Leda and Mark relocate from New York City to a gentrifying East Austin when Leda receives her Hogwarts letter. In this instance, “Hogwarts” refers to the Michener Center for Writers (MCW), the prestigious graduate program in creative writing at the University of Texas at Austin.

Physical and emotional dislocation, combined with the fierce and paranoid competition among her fellow writers, bring out the worst in Leda, an academic overachiever (“Lisa Simpson–ing”) and insecure twenty-something who drinks too much and believes in portents. Leda falls in with fellow students and best friends Harry and Jason (“imaginary Norman Mailers and George Plimptons toasting their defiant political incorrectness”), forming a dysfunctional threesome. As Leda and Harry compete for influence over Jason, we come to understand Leda is a predator who preys mostly upon herself.

The Lights: A Novel is the second novel from Brian McGreevy. Himself a Michener fellow, McGreevy is also cocreator of The Son, a recent television adaptation of Philipp Meyer’s novel of the same title for AMC, starring Pierce Brosnan. The Lights is highly entertaining literary fiction, excelling at sleight of hand with arch humor and misdirection.

The Lights is structurally inventive and creatively designed, written in the form of a letter (“It is at this point that this epistle must make an unforgivable turn for the Dickensian”), the kind you write for “the benevolent cult” of Alcoholic Anonymous to make amends to those you’ve wronged, complete with italics, ALL CAPS, and a stray footnote. The kitschy cover has a kind of Valley of the Dolls–meets-1930s private-eye-pulp-fiction vibe going on.

Austin, where the cicadas create a “wall of sound,” and “a high degree of intelligence and planlessness were virtually prerequisites for residence,” is a character unto itself in McGreevy’s novel. He pays homage to the city and writing center he loves, while simultaneously poking good-humored fun at cultural pretensions; “Well, Terry” is a running joke throughout.

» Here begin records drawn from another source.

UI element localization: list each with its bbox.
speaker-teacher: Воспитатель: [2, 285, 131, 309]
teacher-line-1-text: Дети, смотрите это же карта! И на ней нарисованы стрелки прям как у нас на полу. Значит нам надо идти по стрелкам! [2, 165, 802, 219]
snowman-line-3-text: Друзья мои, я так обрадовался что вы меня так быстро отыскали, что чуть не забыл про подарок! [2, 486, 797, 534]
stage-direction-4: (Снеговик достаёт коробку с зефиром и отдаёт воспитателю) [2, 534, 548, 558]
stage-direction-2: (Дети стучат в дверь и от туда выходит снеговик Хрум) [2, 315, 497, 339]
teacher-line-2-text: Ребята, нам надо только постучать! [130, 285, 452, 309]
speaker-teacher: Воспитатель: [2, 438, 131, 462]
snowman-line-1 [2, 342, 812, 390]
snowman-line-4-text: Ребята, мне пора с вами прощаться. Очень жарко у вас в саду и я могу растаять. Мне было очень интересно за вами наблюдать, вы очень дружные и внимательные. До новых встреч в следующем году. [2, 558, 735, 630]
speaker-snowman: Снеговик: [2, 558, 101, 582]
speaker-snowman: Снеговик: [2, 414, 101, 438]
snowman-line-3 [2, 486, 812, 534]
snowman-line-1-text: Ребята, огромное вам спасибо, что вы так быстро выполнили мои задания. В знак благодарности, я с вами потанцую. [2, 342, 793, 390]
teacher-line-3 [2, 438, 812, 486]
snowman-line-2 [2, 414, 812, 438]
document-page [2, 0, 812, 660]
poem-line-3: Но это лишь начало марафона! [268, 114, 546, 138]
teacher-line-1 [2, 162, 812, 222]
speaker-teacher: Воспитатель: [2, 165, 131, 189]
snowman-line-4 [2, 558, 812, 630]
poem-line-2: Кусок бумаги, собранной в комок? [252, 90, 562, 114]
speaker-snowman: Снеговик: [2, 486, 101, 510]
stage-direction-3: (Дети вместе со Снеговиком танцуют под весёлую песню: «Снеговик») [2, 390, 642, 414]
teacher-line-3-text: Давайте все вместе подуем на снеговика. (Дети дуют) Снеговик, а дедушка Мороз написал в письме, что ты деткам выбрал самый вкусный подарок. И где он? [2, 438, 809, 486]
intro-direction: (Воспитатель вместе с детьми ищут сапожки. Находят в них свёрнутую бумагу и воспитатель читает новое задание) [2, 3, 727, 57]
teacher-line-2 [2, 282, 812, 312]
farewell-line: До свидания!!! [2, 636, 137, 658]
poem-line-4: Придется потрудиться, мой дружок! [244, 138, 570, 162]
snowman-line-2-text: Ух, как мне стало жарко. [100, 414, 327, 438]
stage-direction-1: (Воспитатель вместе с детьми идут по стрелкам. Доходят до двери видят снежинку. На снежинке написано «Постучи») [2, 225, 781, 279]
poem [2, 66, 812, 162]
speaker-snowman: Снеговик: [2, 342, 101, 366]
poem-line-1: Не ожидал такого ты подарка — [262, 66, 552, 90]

McGreevy’s other characters are hard to like, except for poor Mark, who doesn’t have enough personality to qualify as a character. Just as impatience with Leda’s superficial first-person narrative sets in, and you begin to wonder why anyone desires this woman’s company, much less loves her, McGreevy dives into her backstory, creating a complex, sympathetic psychological portrait of a damaged daughter who learned by example: a mother’s betrayal and a childhood gone badly wrong have created a “manipulator addict by-product of a manipulator addict.” You’d drink, too.

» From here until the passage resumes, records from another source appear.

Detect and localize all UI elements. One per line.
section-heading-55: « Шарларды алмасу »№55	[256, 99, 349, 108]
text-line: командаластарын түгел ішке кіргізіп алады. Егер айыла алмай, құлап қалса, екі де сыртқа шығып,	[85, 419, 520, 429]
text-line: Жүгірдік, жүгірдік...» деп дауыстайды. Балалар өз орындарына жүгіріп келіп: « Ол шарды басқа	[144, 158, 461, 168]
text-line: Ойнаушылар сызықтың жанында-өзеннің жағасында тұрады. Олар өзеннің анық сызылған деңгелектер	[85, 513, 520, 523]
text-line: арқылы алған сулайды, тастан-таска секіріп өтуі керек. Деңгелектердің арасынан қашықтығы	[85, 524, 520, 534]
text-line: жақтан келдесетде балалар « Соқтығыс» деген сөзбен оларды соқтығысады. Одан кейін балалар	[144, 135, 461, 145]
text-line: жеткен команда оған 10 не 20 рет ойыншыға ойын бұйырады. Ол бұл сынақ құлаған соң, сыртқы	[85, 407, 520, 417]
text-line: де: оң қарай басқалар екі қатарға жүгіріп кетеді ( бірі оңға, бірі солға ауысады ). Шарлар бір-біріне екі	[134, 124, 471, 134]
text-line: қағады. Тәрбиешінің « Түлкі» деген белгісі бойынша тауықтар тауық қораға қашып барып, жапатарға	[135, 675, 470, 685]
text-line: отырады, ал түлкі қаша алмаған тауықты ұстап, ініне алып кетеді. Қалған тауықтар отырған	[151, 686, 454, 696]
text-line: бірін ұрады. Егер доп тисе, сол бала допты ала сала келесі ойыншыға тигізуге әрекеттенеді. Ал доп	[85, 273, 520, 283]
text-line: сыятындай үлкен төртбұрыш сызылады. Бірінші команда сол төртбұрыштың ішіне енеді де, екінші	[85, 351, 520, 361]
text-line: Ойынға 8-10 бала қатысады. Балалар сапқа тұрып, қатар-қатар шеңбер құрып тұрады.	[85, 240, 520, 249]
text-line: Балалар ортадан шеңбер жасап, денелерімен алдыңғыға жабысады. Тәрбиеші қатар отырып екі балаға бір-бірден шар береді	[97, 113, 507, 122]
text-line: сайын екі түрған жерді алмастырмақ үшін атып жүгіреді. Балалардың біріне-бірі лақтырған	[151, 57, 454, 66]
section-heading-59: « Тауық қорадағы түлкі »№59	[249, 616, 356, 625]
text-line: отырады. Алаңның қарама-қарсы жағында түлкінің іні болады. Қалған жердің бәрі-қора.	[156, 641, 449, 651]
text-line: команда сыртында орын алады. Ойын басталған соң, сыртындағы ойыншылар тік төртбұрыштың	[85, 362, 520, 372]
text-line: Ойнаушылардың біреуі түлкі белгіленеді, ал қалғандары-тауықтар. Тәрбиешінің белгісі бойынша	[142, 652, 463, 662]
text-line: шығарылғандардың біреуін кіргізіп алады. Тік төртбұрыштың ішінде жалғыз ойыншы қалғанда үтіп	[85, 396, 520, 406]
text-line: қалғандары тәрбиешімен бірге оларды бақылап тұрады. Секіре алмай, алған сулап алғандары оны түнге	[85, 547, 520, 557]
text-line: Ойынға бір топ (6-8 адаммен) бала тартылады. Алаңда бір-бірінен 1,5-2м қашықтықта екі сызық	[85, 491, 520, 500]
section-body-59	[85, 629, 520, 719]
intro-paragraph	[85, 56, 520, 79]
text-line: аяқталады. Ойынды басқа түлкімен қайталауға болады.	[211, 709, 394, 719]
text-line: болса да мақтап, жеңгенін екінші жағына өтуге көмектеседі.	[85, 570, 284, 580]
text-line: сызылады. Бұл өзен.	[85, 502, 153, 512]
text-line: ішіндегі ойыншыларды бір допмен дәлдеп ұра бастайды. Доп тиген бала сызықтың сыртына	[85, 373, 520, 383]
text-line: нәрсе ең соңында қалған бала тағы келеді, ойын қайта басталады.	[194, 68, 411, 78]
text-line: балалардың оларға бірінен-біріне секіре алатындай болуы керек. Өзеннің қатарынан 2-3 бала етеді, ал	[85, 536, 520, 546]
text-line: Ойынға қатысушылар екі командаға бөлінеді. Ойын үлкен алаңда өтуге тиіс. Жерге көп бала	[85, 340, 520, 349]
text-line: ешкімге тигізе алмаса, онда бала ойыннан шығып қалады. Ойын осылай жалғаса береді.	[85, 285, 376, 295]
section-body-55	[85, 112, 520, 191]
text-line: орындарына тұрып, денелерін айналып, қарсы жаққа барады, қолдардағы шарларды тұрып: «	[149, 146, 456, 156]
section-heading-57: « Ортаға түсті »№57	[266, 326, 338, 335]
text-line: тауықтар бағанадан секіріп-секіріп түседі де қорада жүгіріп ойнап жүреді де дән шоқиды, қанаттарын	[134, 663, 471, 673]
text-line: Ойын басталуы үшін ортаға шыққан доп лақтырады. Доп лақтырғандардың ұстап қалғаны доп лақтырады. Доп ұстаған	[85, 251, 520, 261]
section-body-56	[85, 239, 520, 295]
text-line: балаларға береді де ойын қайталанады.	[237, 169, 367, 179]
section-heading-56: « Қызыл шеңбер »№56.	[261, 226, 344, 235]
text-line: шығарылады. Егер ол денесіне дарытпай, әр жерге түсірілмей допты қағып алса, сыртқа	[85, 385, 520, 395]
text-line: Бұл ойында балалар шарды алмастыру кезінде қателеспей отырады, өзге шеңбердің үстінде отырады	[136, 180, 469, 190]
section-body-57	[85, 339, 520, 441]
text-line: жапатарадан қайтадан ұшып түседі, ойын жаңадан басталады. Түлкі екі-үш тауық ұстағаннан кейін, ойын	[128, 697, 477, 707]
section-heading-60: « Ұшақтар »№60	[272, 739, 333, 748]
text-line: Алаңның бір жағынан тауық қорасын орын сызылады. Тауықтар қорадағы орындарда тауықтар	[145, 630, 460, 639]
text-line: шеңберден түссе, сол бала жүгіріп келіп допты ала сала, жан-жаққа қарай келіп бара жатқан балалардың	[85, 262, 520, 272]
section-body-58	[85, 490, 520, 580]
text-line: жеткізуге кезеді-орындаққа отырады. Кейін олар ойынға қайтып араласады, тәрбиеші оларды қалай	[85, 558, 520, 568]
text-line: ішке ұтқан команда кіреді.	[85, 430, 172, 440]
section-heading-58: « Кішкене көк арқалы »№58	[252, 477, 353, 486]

The jealousy and paranoid competition between the grad students are redolent of junior high, the dialogue reminiscent of Gilmore Girls, if they were mean.
“Part of me is still trying to win a philosophical argument,” says Jason the screenwriter, lamenting Hollywood’s lowest common denominator. “Fuck philosophy, what am I, a playwright?”
This combination dangerously approaches caricature early in the novel, but then the almost-farce turns itself inside-out, clichés become people who earn a reluctant affection, and The Lights approaches Merritt Tierce’s Love Me Back, and becomes something approaching profound.